Take 10% of your total shopping budget and set it aside for alterations.
Alterations should adjust, not recreate, a garment.
Don’t overcomplicate the process. Alterations are not meant to make a garment something that it’s not. Rather, you want to make it perfect for you based on what it is.
Darts and seams are your blueprints.
As you start to use alterations, you’ll begin to look at garments like a tailor. As you get familiar with what you can and cannot alter, you’ll see darts and seams as roadmaps. Remember, if you have a dart, you can use it to alter a garment. If you don’t have one, you don’t want to create one. That would be reconstructing a piece and is never worth it.
Fit your largest part and tailor the rest.

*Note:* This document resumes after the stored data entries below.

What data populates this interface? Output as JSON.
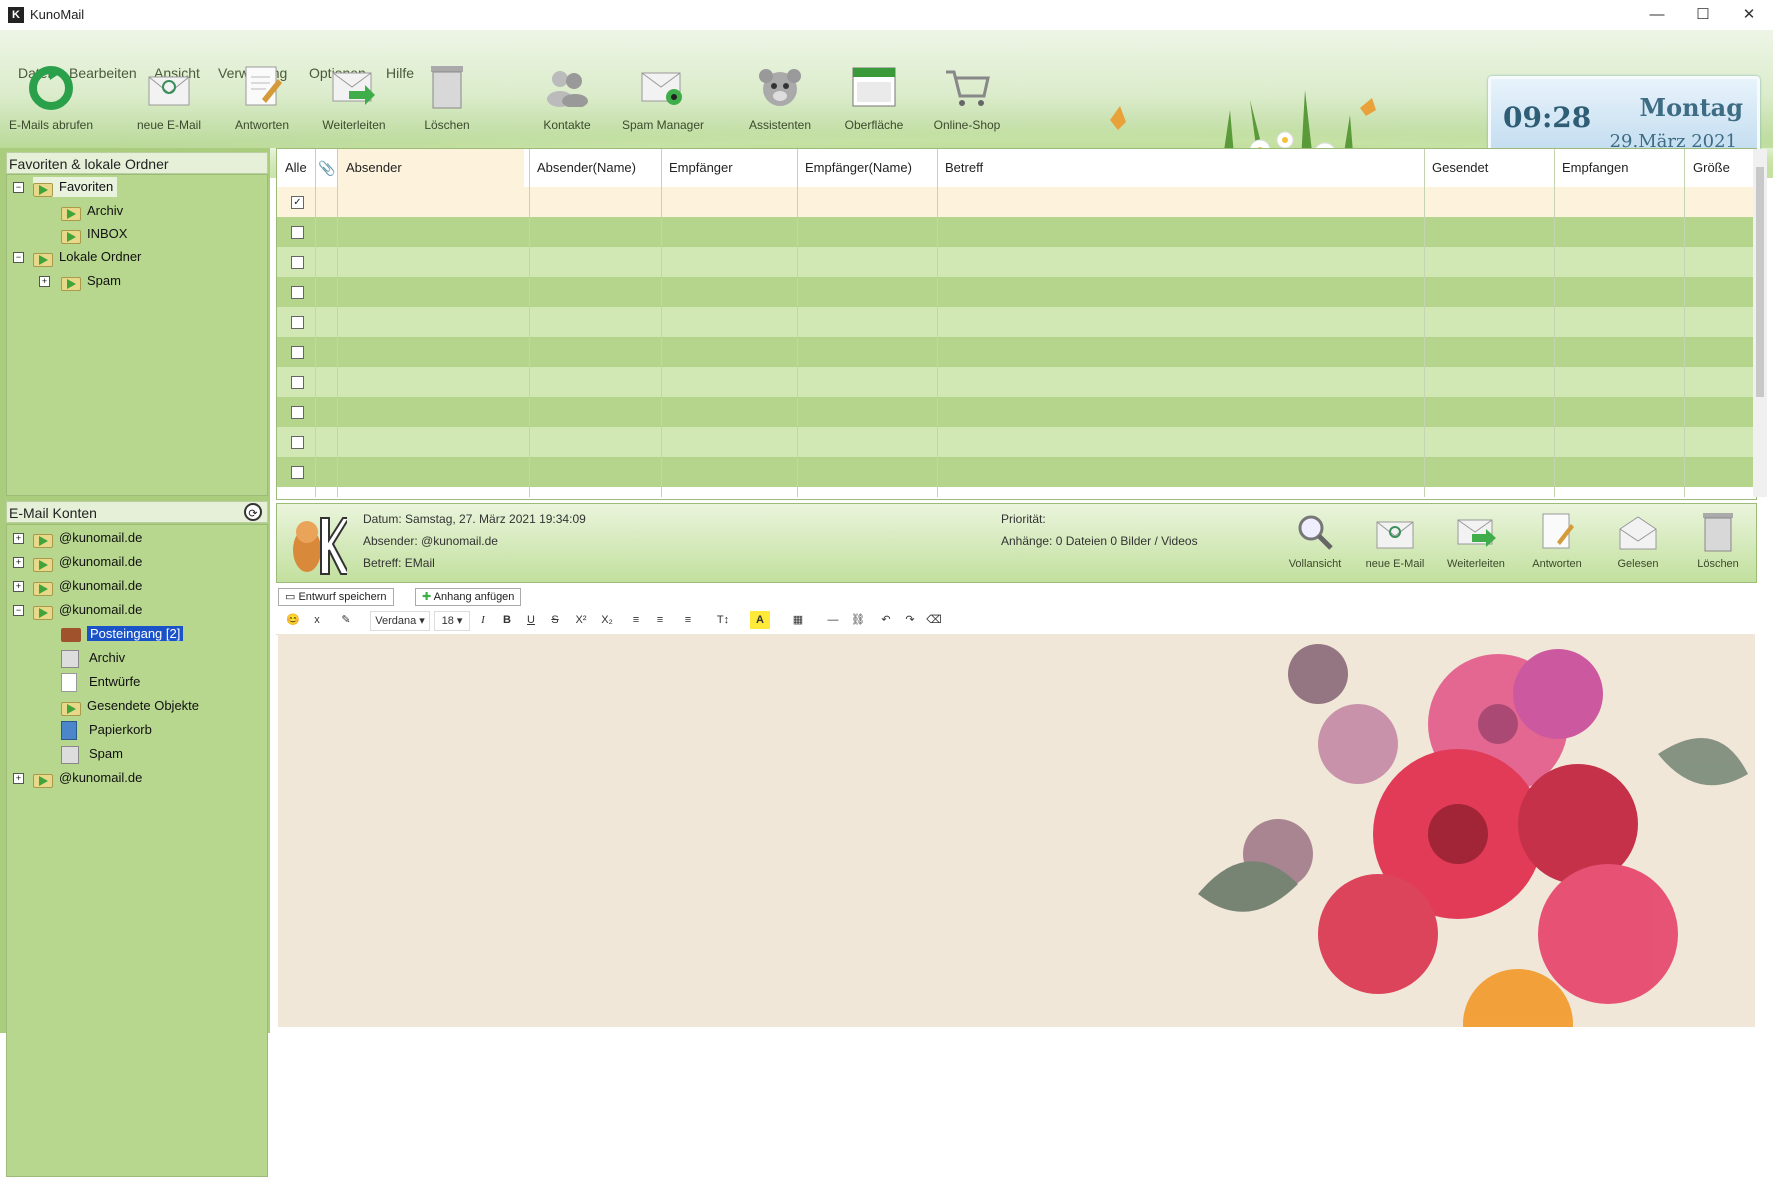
{
  "window": {
    "app_title": "KunoMail",
    "logo_letter": "K",
    "minimize": "—",
    "maximize": "☐",
    "close": "✕"
  },
  "menu": [
    "Datei",
    "Bearbeiten",
    "Ansicht",
    "Verwaltung",
    "Optionen",
    "Hilfe"
  ],
  "toolbar": [
    {
      "label": "E-Mails abrufen",
      "icon": "refresh-icon"
    },
    {
      "label": "neue E-Mail",
      "icon": "new-mail-icon"
    },
    {
      "label": "Antworten",
      "icon": "reply-icon"
    },
    {
      "label": "Weiterleiten",
      "icon": "forward-icon"
    },
    {
      "label": "Löschen",
      "icon": "trash-icon"
    },
    {
      "label": "Kontakte",
      "icon": "contacts-icon"
    },
    {
      "label": "Spam Manager",
      "icon": "spam-icon"
    },
    {
      "label": "Assistenten",
      "icon": "assistant-icon"
    },
    {
      "label": "Oberfläche",
      "icon": "theme-icon"
    },
    {
      "label": "Online-Shop",
      "icon": "cart-icon"
    }
  ],
  "clock": {
    "time": "09:28",
    "day": "Montag",
    "date": "29.März 2021"
  },
  "favorites": {
    "title": "Favoriten & lokale Ordner",
    "items": {
      "favoriten": "Favoriten",
      "archiv": "Archiv",
      "inbox": "INBOX",
      "lokale": "Lokale Ordner",
      "spam": "Spam"
    }
  },
  "accounts": {
    "title": "E-Mail Konten",
    "acc1": "@kunomail.de",
    "acc2": "@kunomail.de",
    "acc3": "@kunomail.de",
    "acc4": "@kunomail.de",
    "acc5": "@kunomail.de",
    "sub": {
      "posteingang": "Posteingang [2]",
      "archiv": "Archiv",
      "entwuerfe": "Entwürfe",
      "gesendet": "Gesendete Objekte",
      "papierkorb": "Papierkorb",
      "spam": "Spam"
    }
  },
  "list": {
    "columns": {
      "alle": "Alle",
      "absender": "Absender",
      "absender_name": "Absender(Name)",
      "empfaenger": "Empfänger",
      "empfaenger_name": "Empfänger(Name)",
      "betreff": "Betreff",
      "gesendet": "Gesendet",
      "empfangen": "Empfangen",
      "groesse": "Größe"
    },
    "row_count": 10,
    "first_row_checked": true
  },
  "preview": {
    "datum": "Datum: Samstag, 27. März 2021 19:34:09",
    "absender": "Absender: @kunomail.de",
    "betreff": "Betreff: EMail",
    "prioritaet": "Priorität:",
    "anhaenge": "Anhänge: 0 Dateien 0 Bilder / Videos",
    "buttons": [
      {
        "label": "Vollansicht",
        "icon": "magnifier-icon"
      },
      {
        "label": "neue E-Mail",
        "icon": "new-mail-icon"
      },
      {
        "label": "Weiterleiten",
        "icon": "forward-icon"
      },
      {
        "label": "Antworten",
        "icon": "reply-icon"
      },
      {
        "label": "Gelesen",
        "icon": "read-icon"
      },
      {
        "label": "Löschen",
        "icon": "trash-icon"
      }
    ]
  },
  "editor": {
    "tab_save": "Entwurf speichern",
    "tab_attach": "Anhang anfügen",
    "font": "Verdana",
    "size": "18",
    "buttons": {
      "emoji": "😊",
      "x": "x",
      "wand": "✎",
      "italic": "I",
      "bold": "B",
      "underline": "U",
      "strike": "S",
      "sup": "X²",
      "sub": "X₂",
      "ol": "≡",
      "ul": "≡",
      "align": "≡",
      "textsize": "T↕",
      "color": "A",
      "table": "▦",
      "hr": "—",
      "link": "⛓",
      "undo": "↶",
      "redo": "↷",
      "clear": "⌫"
    }
  }
}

Consider your largest body part and fit from there. If your shoulders are broad, fit them first and alter down. If you have a full bust, make sure your blazer can button properly and tailor the rest of the garment, etc.
Listen to your tailor.
A good tailor will tell you if something is worth the cost of the alteration or not. For years, we had a wonderful tailor who has since retired. She would always tell us if the alteration was worth it, or if we were better off replacing the item.
For this post, we’ll break down what kind of alterations to consider.

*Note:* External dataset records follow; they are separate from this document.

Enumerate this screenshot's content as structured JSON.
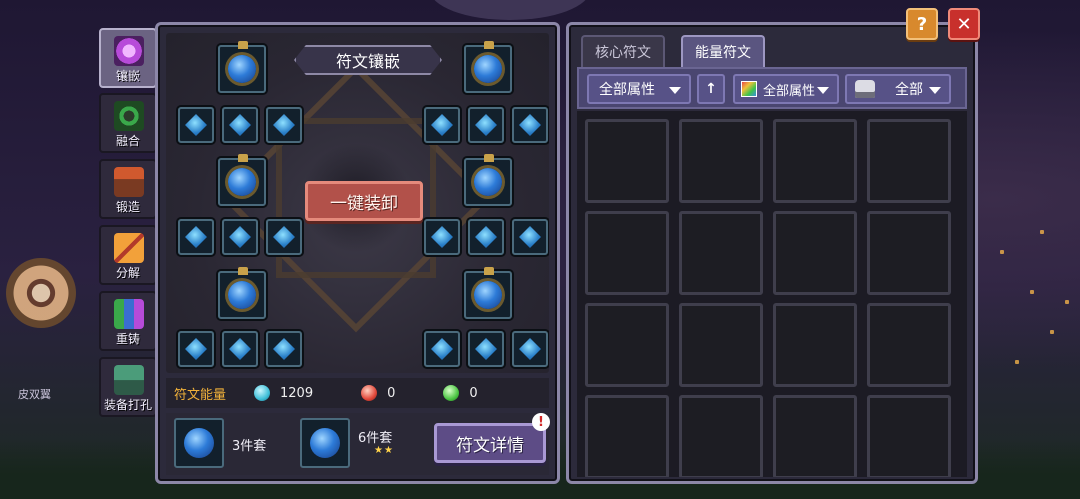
{
  "side_tabs": [
    {
      "label": "镶嵌",
      "icon": "rune-inlay-icon",
      "color": "#b74bd9"
    },
    {
      "label": "融合",
      "icon": "fusion-icon",
      "color": "#3aa84a"
    },
    {
      "label": "锻造",
      "icon": "anvil-icon",
      "color": "#a4472a"
    },
    {
      "label": "分解",
      "icon": "decompose-icon",
      "color": "#d0732a"
    },
    {
      "label": "重铸",
      "icon": "recast-icon",
      "color": "#3a8f9a"
    },
    {
      "label": "装备打孔",
      "icon": "drill-icon",
      "color": "#4b9c7a"
    }
  ],
  "rune_panel": {
    "title": "符文镶嵌",
    "unequip_label": "一键装卸",
    "energy": {
      "label": "符文能量",
      "blue": "1209",
      "red": "0",
      "green": "0"
    },
    "sets": [
      {
        "label": "3件套",
        "stars": ""
      },
      {
        "label": "6件套",
        "stars": "★★"
      }
    ],
    "detail_label": "符文详情",
    "badge": "!"
  },
  "storage_panel": {
    "tabs": [
      "核心符文",
      "能量符文"
    ],
    "active_tab": 1,
    "filters": {
      "attribute": "全部属性",
      "sort_arrow": "↑",
      "element": "全部属性",
      "type": "全部"
    }
  },
  "background": {
    "side_text": "皮双翼"
  },
  "buttons": {
    "help": "?",
    "close": "✕"
  },
  "colors": {
    "panel_border": "#8c87a8",
    "unequip_red": "#b2514a",
    "detail_purple": "#5d4c86",
    "energy_gold": "#f2b23a",
    "help_orange": "#d8892d",
    "close_red": "#c8302c"
  }
}
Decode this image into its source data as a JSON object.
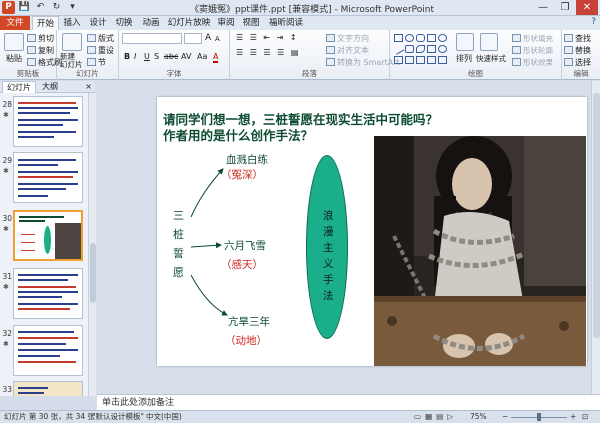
{
  "app": {
    "window_title": "《窦娥冤》ppt课件.ppt [兼容模式] - Microsoft PowerPoint",
    "app_icon": "P"
  },
  "quick_access": {
    "save_icon": "💾",
    "undo_icon": "↶",
    "redo_icon": "↻",
    "more_icon": "▾"
  },
  "window_controls": {
    "minimize": "—",
    "restore": "❐",
    "close": "✕"
  },
  "tabs": [
    "文件",
    "开始",
    "插入",
    "设计",
    "切换",
    "动画",
    "幻灯片放映",
    "审阅",
    "视图",
    "福昕阅读器"
  ],
  "help_icon": "?",
  "ribbon": {
    "clipboard": {
      "label": "剪贴板",
      "paste": "粘贴",
      "cut": "剪切",
      "copy": "复制",
      "format_painter": "格式刷"
    },
    "slides": {
      "label": "幻灯片",
      "new_slide": "新建\n幻灯片",
      "layout": "版式",
      "reset": "重设",
      "section": "节"
    },
    "font": {
      "label": "字体",
      "grow": "A",
      "shrink": "A",
      "bold": "B",
      "italic": "I",
      "underline": "U",
      "strike": "S",
      "shadow": "abc",
      "spacing": "AV",
      "case": "Aa",
      "color": "A"
    },
    "paragraph": {
      "label": "段落",
      "text_direction": "文字方向",
      "align_text": "对齐文本",
      "smartart": "转换为 SmartArt"
    },
    "drawing": {
      "label": "绘图",
      "arrange": "排列",
      "quick_styles": "快速样式",
      "shape_fill": "形状填充",
      "shape_outline": "形状轮廓",
      "shape_effects": "形状效果"
    },
    "editing": {
      "label": "编辑",
      "find": "查找",
      "replace": "替换",
      "select": "选择"
    }
  },
  "panel": {
    "tab_slides": "幻灯片",
    "tab_outline": "大纲",
    "close": "×"
  },
  "thumbnails": [
    {
      "num": "28",
      "star": "✱"
    },
    {
      "num": "29",
      "star": "✱"
    },
    {
      "num": "30",
      "star": "✱"
    },
    {
      "num": "31",
      "star": "✱"
    },
    {
      "num": "32",
      "star": "✱"
    },
    {
      "num": "33",
      "star": "✱"
    }
  ],
  "slide": {
    "title_line1": "请同学们想一想，三桩誓愿在现实生活中可能吗？",
    "title_line2": "作者用的是什么创作手法？",
    "vertical_label": [
      "三",
      "桩",
      "誓",
      "愿"
    ],
    "items": [
      {
        "cn": "血溅白练",
        "red": "（冤深）"
      },
      {
        "cn": "六月飞雪",
        "red": "（感天）"
      },
      {
        "cn": "亢旱三年",
        "red": "（动地）"
      }
    ],
    "ellipse_text": [
      "浪",
      "漫",
      "主",
      "义",
      "手",
      "法"
    ]
  },
  "notes_placeholder": "单击此处添加备注",
  "status": {
    "slide_info": "幻灯片 第 30 张，共 34 张",
    "theme": "\"默认设计模板\"",
    "language": "中文(中国)",
    "zoom": "75%",
    "zoom_out": "−",
    "zoom_in": "+"
  },
  "colors": {
    "file_tab": "#d24726",
    "title_text": "#0d4b31",
    "red_text": "#d0251a",
    "ellipse": "#1bae8a",
    "selected_thumb": "#f0a030"
  }
}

By far, this is the most popular and useful alteration. If your hips are bigger than your waist, and that’s the case for most of us, fit your hips and fix your waistband. Have your waistband hit you based on the rise of the pants. A shorter rise will result in a waistband that sits lower. A longer rise will allow your waistband to hit at about your belly button.

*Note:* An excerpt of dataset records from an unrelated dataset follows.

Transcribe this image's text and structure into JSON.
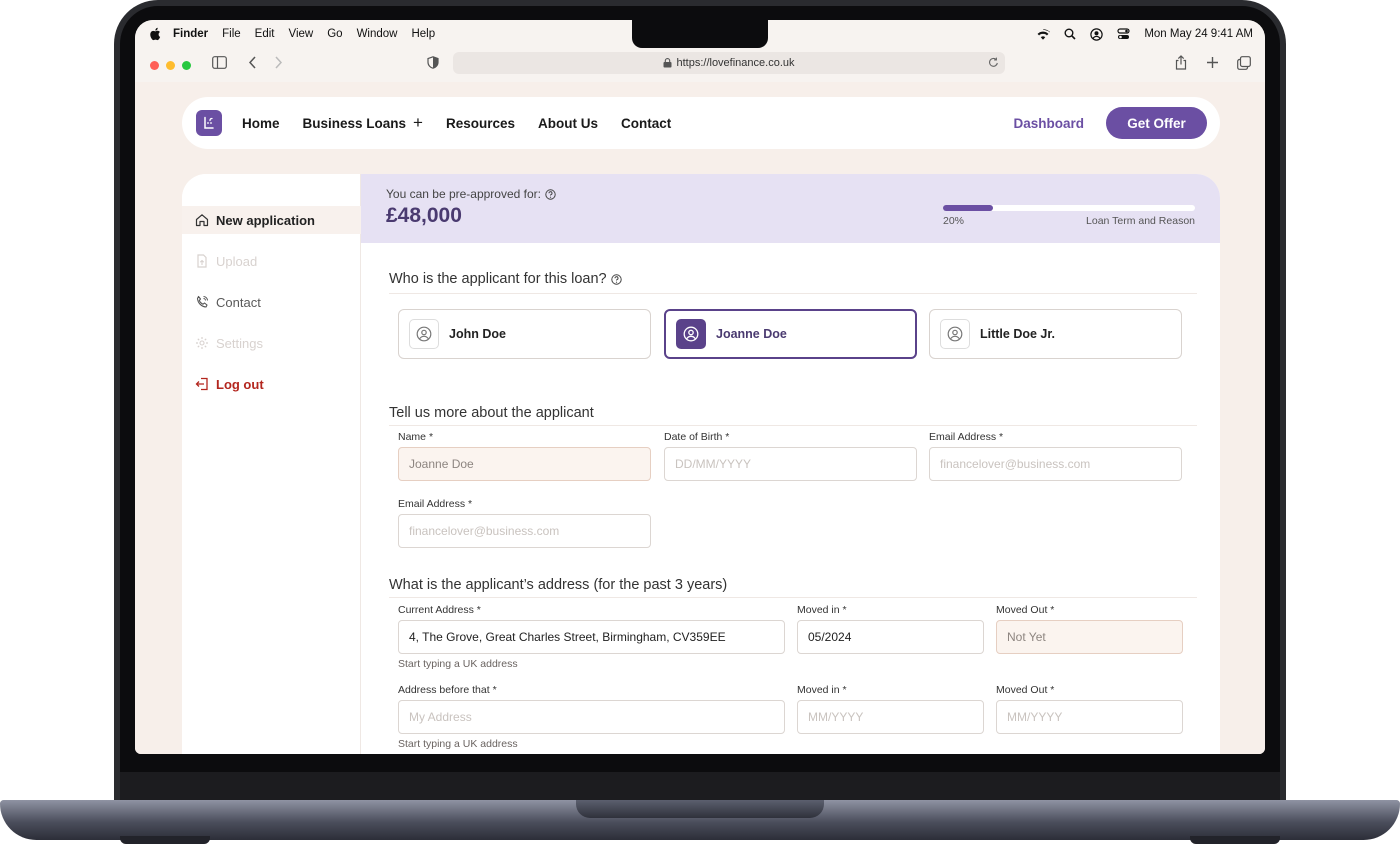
{
  "system_menu": {
    "app": "Finder",
    "items": [
      "File",
      "Edit",
      "View",
      "Go",
      "Window",
      "Help"
    ],
    "clock": "Mon May 24  9:41 AM"
  },
  "browser": {
    "url": "https://lovefinance.co.uk"
  },
  "nav": {
    "links": [
      "Home",
      "Business Loans",
      "Resources",
      "About Us",
      "Contact"
    ],
    "dashboard": "Dashboard",
    "cta": "Get Offer"
  },
  "sidebar": {
    "items": [
      {
        "label": "New application",
        "state": "active",
        "icon": "home-icon"
      },
      {
        "label": "Upload",
        "state": "disabled",
        "icon": "upload-icon"
      },
      {
        "label": "Contact",
        "state": "normal",
        "icon": "phone-icon"
      },
      {
        "label": "Settings",
        "state": "disabled",
        "icon": "gear-icon"
      },
      {
        "label": "Log out",
        "state": "danger",
        "icon": "logout-icon"
      }
    ]
  },
  "banner": {
    "label": "You can be pre-approved for:",
    "amount": "£48,000",
    "progress_percent": 20,
    "progress_label": "20%",
    "step": "Loan Term and Reason"
  },
  "applicant_section": {
    "title": "Who is the applicant for this loan?",
    "options": [
      "John Doe",
      "Joanne Doe",
      "Little Doe Jr."
    ],
    "selected": "Joanne Doe"
  },
  "details_section": {
    "title": "Tell us more about the applicant",
    "name_label": "Name",
    "name_value": "Joanne Doe",
    "dob_label": "Date of Birth",
    "dob_placeholder": "DD/MM/YYYY",
    "email_label": "Email Address",
    "email_placeholder": "financelover@business.com",
    "email2_label": "Email Address",
    "email2_placeholder": "financelover@business.com"
  },
  "address_section": {
    "title": "What is the applicant’s address (for the past 3 years)",
    "current_label": "Current Address",
    "current_value": "4, The Grove, Great Charles Street, Birmingham, CV359EE",
    "moved_in_label": "Moved in",
    "moved_in_value": "05/2024",
    "moved_out_label": "Moved Out",
    "moved_out_value": "Not Yet",
    "hint": "Start typing a UK address",
    "prev_label": "Address before that",
    "prev_placeholder": "My Address",
    "prev_moved_in_label": "Moved in",
    "prev_moved_in_placeholder": "MM/YYYY",
    "prev_moved_out_label": "Moved Out",
    "prev_moved_out_placeholder": "MM/YYYY",
    "prev_hint": "Start typing a UK address"
  },
  "required_marker": "*",
  "colors": {
    "brand": "#6b4fa3",
    "brand_dark": "#4a3a70",
    "banner_bg": "#e6e1f3",
    "page_bg": "#f7efea",
    "danger": "#b3261e"
  }
}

Hems on pants and skirts are another popular yet overlooked alteration. Of course, if your pants are too long, you can have them altered. Less popular but just as effective is to have your hem let down. I’m 5’10 and often have to have the extra length in an otherwise great fitting pair of pants let out to give me an extra one or two inches.
Petite? Hems are particularly important for you. Petite sizes are not based on length but proportions. If you’re buying petite sizes because they give you the length you desire, you may get a better fit in the Missy department. You can also be petite with long legs. In that case, purchase a petite size and have the hem taken down like I do.
When hemming jeans, be sure to keep the original hem.
As for sleeve hems, the best practice is for your sleeve to hit the top of your wrist.
Looking for skirt length guidance? Check out our recent post, “Best Skirt Lengths for Work.”
If you have narrow shoulders, take in the shoulders of your jackets, blazers or dresses. This will make a big difference in how your look comes together. When the shoulder of your blazer hangs over your natural shoulder, your jacket will look oversized. This, in turn, gives the appearance of your clothes wearing you.
Back and side darts
Jackets, blazers, and dresses often have one long or two parallel seams running down the back. You’ll also see two seams or darts on the front of the garment at the natural waist. These are there to create shape. If you find that a blazer fits in your shoulders and bust but feels full in your waist, have your darts taken in a tiny bit. This simple alteration completely changes the look and fit of your clothes for the better.
Fullness out of pants
Have you ever tried on a pair of pants and loved the way they fit except it feels like there is too much fabric in the legs? You can fix this by taking some of the fullness out. A tailor will be able to see how much to take out and how to balance it with the cut of the pants. Likely, they’ll start right below the hipbone and go all the way down the side seam to the hem.
If you wear a belt with your pants, keep your belt loops. If you never wear a belt, and sometimes tuck in, have your belt loops removed. You never want to see a belt loop without a belt. Super simple fix.
Do you hate it when you can see the outline of your pockets through your pants? Me too. You can have them removed. Along those lines, do your pockets pull open when you move? If you don’t need them, and the pants otherwise fit, you can have your pockets sewn shut for a smooth fit.
This is a repost from Feb. 2016. With so many new readers we thought it would be helpful to share it again!